Симон с любопытством взглянул на колоссальную женщину, сидевшую подле Пепи и попивавшую ликер.

— Пойдемте, — сказала Теано. — Пора ужинать.

Стол был накрыт в соседней комнате, наполовину гостиной, наполовину библиотеке. Саломе Сампротти уселась спиной к камину, в котором тлел целый дубовый ствол, и церемонно указала мужчинам и племяннице их места. Вошел слуга с супницей, молча поклонился ей и массивным серебряным половником принялся разливать по тарелкам острый суп с травами.

— Мой слуга — немой, — заметила г-жа Сампротти. — Кухарка — тоже. После долгих лет, проведенных в суете, я полюбила тишину. Мне нравится слушать лишь голоса стихий да треск, шепот и шорохи предметов, — так они переговариваются. Мне нужен покой, я стара, и способность к сосредоточению у меня слабеет. Я даже иногда не замечаю клиентов, вместо того, чтобы постигать их мысли и судьбы. Право, я вовремя унаследовала этот дом. Слава Богу, Теано — девушка молчаливая, она избавила меня от бессмысленной болтовни, достойной презрения, но столь почитаемой представительницами моего пола.

— Надеюсь, мы не сильно разочаровали вас, — произнес Симон.

— Нисколько. Спрашивайте же.

— О чем? — Симон в недоумении посмотрел на нее. — Верно, это же ваша профессия. Мне бы не хотелось вторгаться в ее тайны, сударыня.

— Кому известны причины, тот видит следствия. Все дело в том, чтобы и то, и другое — и причины, и следствия — связать друг с другом в некой точке, например, в хрустальном шаре, небольшом и обозримом как пейзаж, на который глядишь в перевернутую подзорную трубу, где прошлое и будущее едины как в семени, заключающем в себе не только уносящий его ветер и цветок, его породивший, но и дерево, что из него вырастет, молнию, что ударит в дерево, бури, ломающие его ветви, и топор, что его срубит. Все это в нем уже заключено, но оно об этом не знает, поэтому все и пойдет своим чередом. Только во сне ему иногда удается преодолеть годы, потому что во сне нить жизни разматывается и время веером раскрывается перед ним. Всякий новый день — призма, раскладывающая жизнь пестрой радугой спектра. Когда я предсказываю клиенту будущее, я вторгаюсь в его сны и перехожу из одного в другой. В юности, когда я не была еще достаточно искушена в этом искусстве, мне случалось заблудиться в чужедалье и вернуться удавалось, лишь повстречав тех, кто был готов помочь. Там иногда попадаешь в настоящие джунгли.
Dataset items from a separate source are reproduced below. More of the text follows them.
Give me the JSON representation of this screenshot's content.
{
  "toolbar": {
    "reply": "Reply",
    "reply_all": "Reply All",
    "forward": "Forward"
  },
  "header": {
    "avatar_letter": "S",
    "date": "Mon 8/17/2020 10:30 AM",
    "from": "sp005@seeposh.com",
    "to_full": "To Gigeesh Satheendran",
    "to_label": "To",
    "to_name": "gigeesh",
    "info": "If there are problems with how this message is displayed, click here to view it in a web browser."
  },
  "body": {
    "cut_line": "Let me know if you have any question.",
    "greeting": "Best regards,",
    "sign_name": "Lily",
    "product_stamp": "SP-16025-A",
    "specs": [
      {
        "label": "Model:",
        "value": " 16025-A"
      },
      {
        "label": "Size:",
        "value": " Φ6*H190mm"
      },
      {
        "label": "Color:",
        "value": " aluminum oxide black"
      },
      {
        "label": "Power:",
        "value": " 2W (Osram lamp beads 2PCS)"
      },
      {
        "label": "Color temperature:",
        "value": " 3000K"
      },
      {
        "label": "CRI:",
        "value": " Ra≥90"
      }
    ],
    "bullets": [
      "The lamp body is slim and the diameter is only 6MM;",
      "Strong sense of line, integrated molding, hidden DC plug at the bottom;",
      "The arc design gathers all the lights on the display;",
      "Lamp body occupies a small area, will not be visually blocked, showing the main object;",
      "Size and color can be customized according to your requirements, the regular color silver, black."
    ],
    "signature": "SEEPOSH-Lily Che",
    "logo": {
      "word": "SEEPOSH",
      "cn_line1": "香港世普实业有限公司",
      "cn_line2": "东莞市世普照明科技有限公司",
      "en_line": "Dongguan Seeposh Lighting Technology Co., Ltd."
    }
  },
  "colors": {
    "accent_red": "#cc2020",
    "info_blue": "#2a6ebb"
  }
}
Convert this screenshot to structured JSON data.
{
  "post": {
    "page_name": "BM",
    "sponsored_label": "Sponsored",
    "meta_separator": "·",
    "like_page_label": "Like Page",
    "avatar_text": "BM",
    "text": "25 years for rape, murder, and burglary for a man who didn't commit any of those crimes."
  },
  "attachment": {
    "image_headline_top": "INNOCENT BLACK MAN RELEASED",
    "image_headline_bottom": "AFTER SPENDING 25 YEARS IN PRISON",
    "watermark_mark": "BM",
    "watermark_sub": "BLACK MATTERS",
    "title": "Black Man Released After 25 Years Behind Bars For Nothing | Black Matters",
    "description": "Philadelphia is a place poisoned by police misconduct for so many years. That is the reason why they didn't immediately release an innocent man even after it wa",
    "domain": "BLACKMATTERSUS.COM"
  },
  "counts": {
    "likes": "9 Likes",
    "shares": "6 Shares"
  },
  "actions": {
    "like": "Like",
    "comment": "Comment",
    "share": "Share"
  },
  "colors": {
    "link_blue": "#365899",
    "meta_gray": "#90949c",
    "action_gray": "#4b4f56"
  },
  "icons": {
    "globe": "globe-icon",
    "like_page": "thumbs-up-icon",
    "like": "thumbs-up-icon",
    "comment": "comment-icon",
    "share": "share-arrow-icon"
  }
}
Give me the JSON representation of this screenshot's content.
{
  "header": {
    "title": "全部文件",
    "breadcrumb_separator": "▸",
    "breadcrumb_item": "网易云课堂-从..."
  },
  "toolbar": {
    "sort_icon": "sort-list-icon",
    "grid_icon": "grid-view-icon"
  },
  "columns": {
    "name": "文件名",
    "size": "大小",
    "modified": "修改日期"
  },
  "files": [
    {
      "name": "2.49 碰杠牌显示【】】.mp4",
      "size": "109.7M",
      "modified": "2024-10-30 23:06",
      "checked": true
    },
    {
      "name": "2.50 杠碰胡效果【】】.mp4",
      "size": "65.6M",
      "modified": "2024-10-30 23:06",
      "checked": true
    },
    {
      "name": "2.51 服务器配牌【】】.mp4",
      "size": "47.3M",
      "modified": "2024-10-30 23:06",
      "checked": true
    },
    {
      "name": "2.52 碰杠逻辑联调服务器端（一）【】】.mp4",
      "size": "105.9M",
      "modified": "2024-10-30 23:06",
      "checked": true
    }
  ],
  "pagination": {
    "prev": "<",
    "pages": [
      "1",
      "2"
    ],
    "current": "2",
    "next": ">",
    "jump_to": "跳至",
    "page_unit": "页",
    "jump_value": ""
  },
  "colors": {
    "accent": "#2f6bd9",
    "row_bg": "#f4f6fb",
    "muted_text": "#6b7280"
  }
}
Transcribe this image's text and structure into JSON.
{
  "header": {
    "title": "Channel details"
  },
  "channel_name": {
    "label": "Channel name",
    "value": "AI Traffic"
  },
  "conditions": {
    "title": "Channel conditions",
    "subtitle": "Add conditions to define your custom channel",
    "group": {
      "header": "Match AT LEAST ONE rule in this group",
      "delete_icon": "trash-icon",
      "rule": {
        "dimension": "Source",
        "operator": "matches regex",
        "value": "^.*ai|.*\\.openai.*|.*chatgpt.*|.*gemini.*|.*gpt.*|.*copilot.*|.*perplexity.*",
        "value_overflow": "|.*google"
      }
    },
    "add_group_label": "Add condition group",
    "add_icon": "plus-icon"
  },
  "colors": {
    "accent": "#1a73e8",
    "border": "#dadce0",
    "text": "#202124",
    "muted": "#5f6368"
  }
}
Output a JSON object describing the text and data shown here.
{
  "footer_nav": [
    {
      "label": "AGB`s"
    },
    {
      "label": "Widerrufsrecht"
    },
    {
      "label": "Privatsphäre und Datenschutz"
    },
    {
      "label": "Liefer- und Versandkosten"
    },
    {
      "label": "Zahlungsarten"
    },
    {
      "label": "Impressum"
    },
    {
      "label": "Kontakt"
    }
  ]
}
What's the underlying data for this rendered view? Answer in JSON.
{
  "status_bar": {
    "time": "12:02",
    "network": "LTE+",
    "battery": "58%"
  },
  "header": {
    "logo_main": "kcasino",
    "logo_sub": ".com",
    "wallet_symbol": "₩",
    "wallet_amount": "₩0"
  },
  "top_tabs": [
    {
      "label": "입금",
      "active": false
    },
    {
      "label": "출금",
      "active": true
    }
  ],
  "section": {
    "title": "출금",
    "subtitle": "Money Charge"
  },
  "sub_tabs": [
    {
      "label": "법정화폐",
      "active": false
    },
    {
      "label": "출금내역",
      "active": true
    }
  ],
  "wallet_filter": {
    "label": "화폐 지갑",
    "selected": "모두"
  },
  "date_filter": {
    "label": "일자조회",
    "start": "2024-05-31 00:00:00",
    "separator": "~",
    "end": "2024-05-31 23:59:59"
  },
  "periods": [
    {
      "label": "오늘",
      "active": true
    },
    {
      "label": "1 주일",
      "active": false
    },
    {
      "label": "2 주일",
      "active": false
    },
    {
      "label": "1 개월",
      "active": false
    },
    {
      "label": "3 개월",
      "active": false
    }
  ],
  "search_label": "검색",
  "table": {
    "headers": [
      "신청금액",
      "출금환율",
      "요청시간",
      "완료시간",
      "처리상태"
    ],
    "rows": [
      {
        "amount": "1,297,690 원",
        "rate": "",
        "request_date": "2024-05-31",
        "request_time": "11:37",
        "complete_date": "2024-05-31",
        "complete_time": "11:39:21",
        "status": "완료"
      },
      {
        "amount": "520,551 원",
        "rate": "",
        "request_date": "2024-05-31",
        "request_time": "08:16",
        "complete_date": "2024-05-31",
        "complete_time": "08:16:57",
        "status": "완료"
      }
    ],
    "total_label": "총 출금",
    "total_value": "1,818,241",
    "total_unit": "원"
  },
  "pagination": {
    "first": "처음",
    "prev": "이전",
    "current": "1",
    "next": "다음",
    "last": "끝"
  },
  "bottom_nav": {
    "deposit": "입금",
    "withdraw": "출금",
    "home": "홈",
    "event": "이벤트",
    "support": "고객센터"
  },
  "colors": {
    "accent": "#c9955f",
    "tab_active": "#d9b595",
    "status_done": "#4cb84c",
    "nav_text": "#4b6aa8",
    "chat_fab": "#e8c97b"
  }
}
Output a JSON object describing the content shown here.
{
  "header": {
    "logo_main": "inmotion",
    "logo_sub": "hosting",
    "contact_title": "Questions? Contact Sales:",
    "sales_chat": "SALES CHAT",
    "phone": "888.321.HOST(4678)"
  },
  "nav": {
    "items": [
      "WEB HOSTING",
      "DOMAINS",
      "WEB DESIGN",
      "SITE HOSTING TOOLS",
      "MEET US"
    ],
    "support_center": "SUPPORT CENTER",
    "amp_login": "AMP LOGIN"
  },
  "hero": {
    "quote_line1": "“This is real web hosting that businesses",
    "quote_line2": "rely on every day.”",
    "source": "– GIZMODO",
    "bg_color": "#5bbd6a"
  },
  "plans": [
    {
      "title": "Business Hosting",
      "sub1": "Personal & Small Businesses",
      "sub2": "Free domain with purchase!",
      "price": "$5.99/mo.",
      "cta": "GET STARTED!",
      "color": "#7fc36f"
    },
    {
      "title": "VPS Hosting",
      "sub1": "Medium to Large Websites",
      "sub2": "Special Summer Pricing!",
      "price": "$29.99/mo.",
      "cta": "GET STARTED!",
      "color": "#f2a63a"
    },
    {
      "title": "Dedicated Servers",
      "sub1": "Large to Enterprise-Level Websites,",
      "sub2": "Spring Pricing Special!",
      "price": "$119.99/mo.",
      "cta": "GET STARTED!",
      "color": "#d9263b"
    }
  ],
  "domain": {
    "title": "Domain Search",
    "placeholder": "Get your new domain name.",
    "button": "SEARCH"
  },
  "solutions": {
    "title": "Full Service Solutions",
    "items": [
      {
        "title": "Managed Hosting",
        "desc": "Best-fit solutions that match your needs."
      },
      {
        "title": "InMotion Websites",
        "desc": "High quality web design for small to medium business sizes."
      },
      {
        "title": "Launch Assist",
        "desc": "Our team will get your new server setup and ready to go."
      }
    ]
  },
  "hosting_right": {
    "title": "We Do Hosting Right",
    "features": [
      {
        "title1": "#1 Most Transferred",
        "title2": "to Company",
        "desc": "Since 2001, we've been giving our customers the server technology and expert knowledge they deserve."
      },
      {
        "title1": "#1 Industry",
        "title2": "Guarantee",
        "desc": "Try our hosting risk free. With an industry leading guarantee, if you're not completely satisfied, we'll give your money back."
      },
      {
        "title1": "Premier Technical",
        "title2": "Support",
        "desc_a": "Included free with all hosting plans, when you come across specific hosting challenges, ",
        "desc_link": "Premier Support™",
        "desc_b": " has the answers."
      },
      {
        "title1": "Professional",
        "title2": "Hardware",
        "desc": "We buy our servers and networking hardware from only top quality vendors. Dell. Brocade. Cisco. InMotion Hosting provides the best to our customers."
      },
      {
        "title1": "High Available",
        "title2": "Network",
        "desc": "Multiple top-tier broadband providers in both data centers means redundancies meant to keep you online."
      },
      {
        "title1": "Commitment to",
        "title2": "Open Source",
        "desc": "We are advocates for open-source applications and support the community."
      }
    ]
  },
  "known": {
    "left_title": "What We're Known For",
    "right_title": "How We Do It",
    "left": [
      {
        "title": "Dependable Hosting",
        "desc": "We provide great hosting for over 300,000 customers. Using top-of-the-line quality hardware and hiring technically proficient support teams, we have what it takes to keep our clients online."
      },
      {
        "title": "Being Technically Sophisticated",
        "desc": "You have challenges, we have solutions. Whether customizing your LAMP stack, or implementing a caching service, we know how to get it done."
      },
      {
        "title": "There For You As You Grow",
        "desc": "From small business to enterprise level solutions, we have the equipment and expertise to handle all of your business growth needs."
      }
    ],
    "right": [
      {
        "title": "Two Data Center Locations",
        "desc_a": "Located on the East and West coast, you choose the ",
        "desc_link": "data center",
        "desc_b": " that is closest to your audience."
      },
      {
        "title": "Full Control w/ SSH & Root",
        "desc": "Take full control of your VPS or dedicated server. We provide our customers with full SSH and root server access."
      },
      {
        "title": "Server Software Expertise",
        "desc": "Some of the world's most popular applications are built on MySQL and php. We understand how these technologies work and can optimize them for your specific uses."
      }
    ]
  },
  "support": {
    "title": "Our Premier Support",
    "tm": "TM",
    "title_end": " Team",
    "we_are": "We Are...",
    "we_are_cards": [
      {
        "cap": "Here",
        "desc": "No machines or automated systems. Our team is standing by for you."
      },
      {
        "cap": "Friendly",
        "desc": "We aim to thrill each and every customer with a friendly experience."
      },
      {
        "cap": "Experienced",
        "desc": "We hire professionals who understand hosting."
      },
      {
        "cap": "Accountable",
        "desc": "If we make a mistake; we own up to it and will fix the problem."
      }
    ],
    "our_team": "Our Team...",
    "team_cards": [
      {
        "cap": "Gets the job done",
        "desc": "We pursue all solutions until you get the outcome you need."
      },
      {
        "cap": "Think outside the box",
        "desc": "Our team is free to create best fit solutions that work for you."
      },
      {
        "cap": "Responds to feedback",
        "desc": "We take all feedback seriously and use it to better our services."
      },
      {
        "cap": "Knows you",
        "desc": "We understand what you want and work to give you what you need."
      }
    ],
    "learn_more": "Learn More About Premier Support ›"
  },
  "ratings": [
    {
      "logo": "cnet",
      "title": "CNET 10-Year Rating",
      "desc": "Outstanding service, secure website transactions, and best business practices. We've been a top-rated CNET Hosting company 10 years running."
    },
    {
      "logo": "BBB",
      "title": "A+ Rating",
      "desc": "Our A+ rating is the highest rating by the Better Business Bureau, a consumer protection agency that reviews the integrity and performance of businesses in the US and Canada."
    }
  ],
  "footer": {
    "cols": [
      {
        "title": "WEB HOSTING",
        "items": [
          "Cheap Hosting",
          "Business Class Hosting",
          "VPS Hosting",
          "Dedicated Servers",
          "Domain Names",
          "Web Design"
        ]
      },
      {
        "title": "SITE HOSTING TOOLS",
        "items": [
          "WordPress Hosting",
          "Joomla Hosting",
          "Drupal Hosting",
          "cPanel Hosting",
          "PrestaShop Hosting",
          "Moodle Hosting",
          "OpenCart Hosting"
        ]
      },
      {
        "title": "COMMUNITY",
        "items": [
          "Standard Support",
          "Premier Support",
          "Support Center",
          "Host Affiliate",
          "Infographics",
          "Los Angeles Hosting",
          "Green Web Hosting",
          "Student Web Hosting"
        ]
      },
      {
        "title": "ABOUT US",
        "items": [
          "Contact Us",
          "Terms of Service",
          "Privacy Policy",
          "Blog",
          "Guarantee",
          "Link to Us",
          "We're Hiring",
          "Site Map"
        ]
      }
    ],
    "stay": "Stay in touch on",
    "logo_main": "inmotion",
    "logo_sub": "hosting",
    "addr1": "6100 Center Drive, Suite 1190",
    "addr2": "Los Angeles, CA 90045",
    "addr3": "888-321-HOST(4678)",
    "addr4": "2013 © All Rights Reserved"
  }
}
Немой слуга подал блюдо с увенчанной петрушкой форелью.

— Скажите, г-н доктор, — сменила тему Теано, — почему вы, собственно говоря, путешествовали на воздушном шаре вместо того, чтобы как все люди ехать поездом? Именно на шаре?

— Об этом, сударыня, вам придется спросить нашего барона, — пожал в ответ плечами Симон.

— Тому были свои причины, деточка, — ответила за Симона г-жа Сампротти. — Без сомнения, барон Кройц-Квергейм, на службе у которого состоят оба наши гостя, — большой ученый и аристократ к тому же.

— Но причем же здесь шар?

— Помолчи и дай мне сказать. Аристократы не спрашивают, целесообразно ли это, разумно ли то, они живут more estetico.[19] Если барон в сопровождении родичей отправляется в Вену, чтобы спасти дело своей жизни, он не может ехать Восточным экспрессом, как какой-нибудь гангстер. Он по рождению на такое не способен.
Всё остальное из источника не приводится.